The authors proposed objective is to prepare small (less than 10 nm) nanoparticles of well-ordered (chemical order parameter, S, greater than 0.9) intermetallic magnetic materials to demonstrate that the extension of nanotechnology to these types of materials is possible and to generate further research interest in nanoparticles of intermetallic materials in general. The intellectual merit of this proposal would be a significant advancement of nanoscale science by the preparation of well-ordered, small nanoparticles of intermetallic phase materials, specifically both ferromagnetic and antiferromagnetic materials, which could be widely used as a basis for further research by others.
The current authors expect that their nanoparticle processing approach will eliminate the known difficulties encountered by others. However, the exploratory nature of the proposed research is fully realized when it is considered that the desired ordering may simply not be thermodynamically favored for the smaller nanoparticles.
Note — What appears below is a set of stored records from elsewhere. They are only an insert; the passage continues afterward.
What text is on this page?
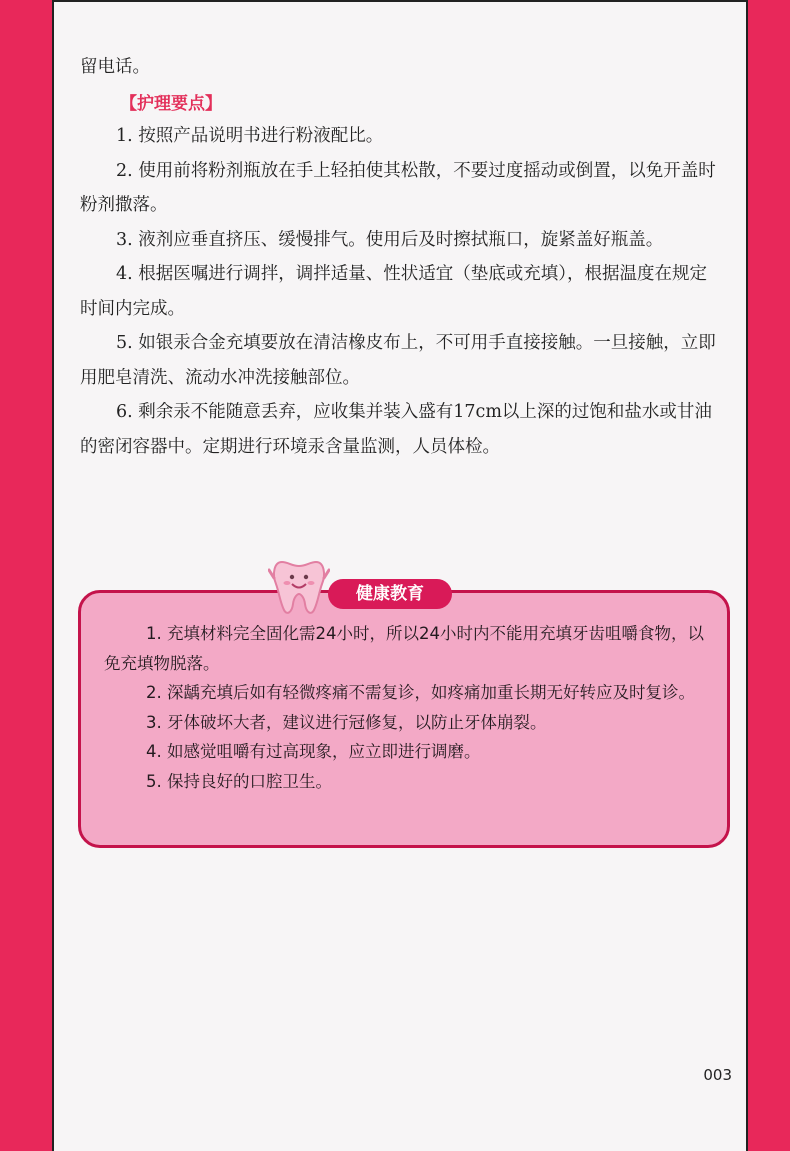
留电话。

【护理要点】

1. 按照产品说明书进行粉液配比。

2. 使用前将粉剂瓶放在手上轻拍使其松散，不要过度摇动或倒置，以免开盖时粉剂撒落。

3. 液剂应垂直挤压、缓慢排气。使用后及时擦拭瓶口，旋紧盖好瓶盖。

4. 根据医嘱进行调拌，调拌适量、性状适宜（垫底或充填），根据温度在规定时间内完成。

5. 如银汞合金充填要放在清洁橡皮布上，不可用手直接接触。一旦接触，立即用肥皂清洗、流动水冲洗接触部位。

6. 剩余汞不能随意丢弃，应收集并装入盛有17cm以上深的过饱和盐水或甘油的密闭容器中。定期进行环境汞含量监测，人员体检。

健康教育

1. 充填材料完全固化需24小时，所以24小时内不能用充填牙齿咀嚼食物，以免充填物脱落。

2. 深龋充填后如有轻微疼痛不需复诊，如疼痛加重长期无好转应及时复诊。

3. 牙体破坏大者，建议进行冠修复，以防止牙体崩裂。

4. 如感觉咀嚼有过高现象，应立即进行调磨。

5. 保持良好的口腔卫生。

003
The broader impacts of the proposed work are several. The potential of small, well-ordered L10 intermetallic (FePt or CoPt) nanoparticles to benefit the magnetic storage industry has already motivated a significant research field, in spite of the lack of success noted above. A feasibility demonstration of well-ordered small nanoparticles having nearly bulk phase magneto-crystalline anisotropy and the expected high ( 10 T) coercivity would provide a renewed impetus to the field and potentially contribute to the societal benefit of high-density magnetic data storage. Both graduate and undergraduate student participation at the primary academic research site, and more limited student participation at a storage industry research site are expected to have an educational benefit.